A Justiça Eleitoral vai fazer na próxima terça-feira (25) um novo cálculo dos votos para vereador das eleições de 2024 em Santo Antônio do Leste (MT), após uma decisão do Tribunal Superior Eleitoral (TSE) em um processo que apura suposta fraude à cota de gênero. O procedimento poderá alterar a composição da Câmara Municipal, com o cancelamento de diplomas já expedidos e a emissão ou reativação de novos documentos.
O procedimento está marcado para as 10h, na sede do Cartório da 40ª Zona Eleitoral, em Primavera do Leste. A convocação consta Diário da Justiça Eletrônico do Tribunal Regional Eleitoral de Mato Grosso (TRE-MT) disponibilizado nesta quarta-feira (19). O documento foi expedido pelo juiz eleitoral Eviner Valério.
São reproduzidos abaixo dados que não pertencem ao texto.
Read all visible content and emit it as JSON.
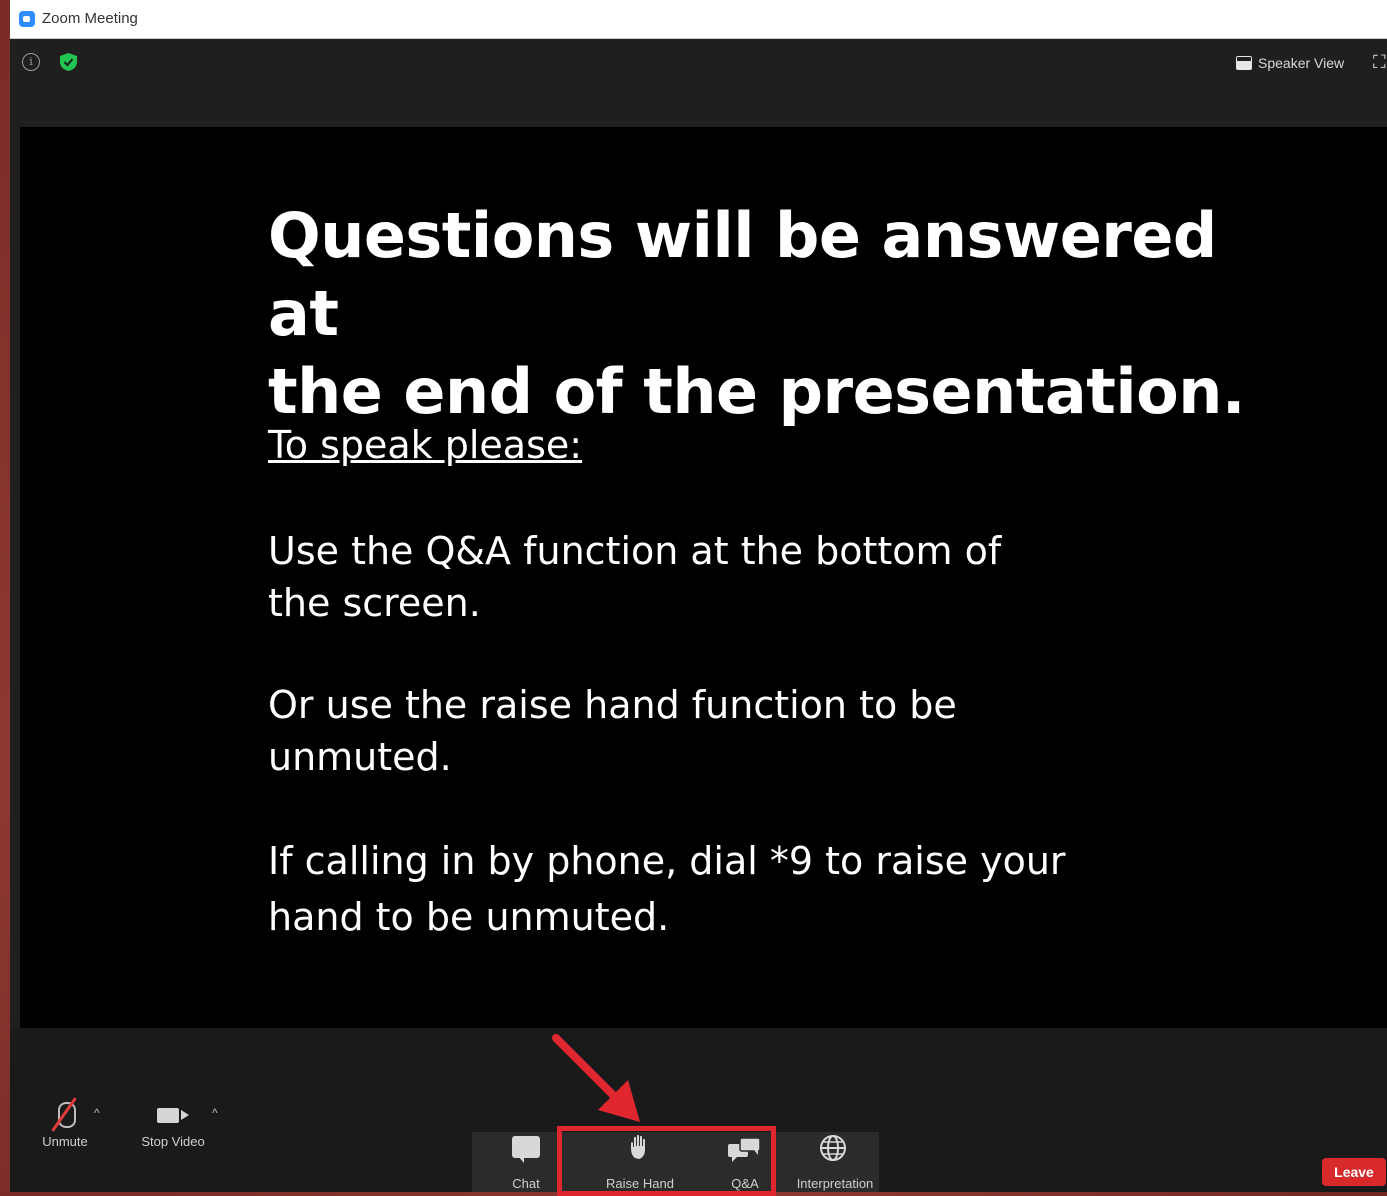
{
  "window": {
    "title": "Zoom Meeting"
  },
  "topbar": {
    "speaker_view_label": "Speaker View"
  },
  "slide": {
    "heading_line1": "Questions will be answered at",
    "heading_line2": "the end of the presentation.",
    "subheading": "To speak please:",
    "para1_line1": "Use the Q&A function at the bottom of",
    "para1_line2": "the screen.",
    "para2_line1": "Or use the raise hand function to be",
    "para2_line2": "unmuted.",
    "para3_line1": "If calling in by phone, dial *9 to raise your",
    "para3_line2": "hand to be unmuted."
  },
  "toolbar": {
    "unmute_label": "Unmute",
    "stop_video_label": "Stop Video",
    "chat_label": "Chat",
    "raise_hand_label": "Raise Hand",
    "qa_label": "Q&A",
    "interpretation_label": "Interpretation",
    "leave_label": "Leave"
  },
  "colors": {
    "highlight": "#e0262e",
    "leave": "#d82a2a",
    "shield": "#23c552"
  },
  "icons": [
    "info-icon",
    "shield-icon",
    "grid-icon",
    "fullscreen-icon",
    "mic-muted-icon",
    "camera-icon",
    "chat-icon",
    "hand-icon",
    "qa-icon",
    "globe-icon"
  ]
}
A nova totalização cumpre uma decisão do ministro André Mendonça, do Tribunal Superior Eleitoral (TSE), em recurso relacionado a uma ação que apura suposta fraude à cota de gênero nas eleições municipais.
Apesar de o procedimento ser chamado popularmente de recontagem, os votos depositados nas urnas não serão contados novamente.
A Justiça Eleitoral fará um novo cálculo dos resultados proporcionais após aplicar ao sistema a decisão judicial. O reprocessamento poderá alterar os quocientes eleitoral e partidário usados para definir quais partidos e candidatos conquistaram as cadeiras na Câmara.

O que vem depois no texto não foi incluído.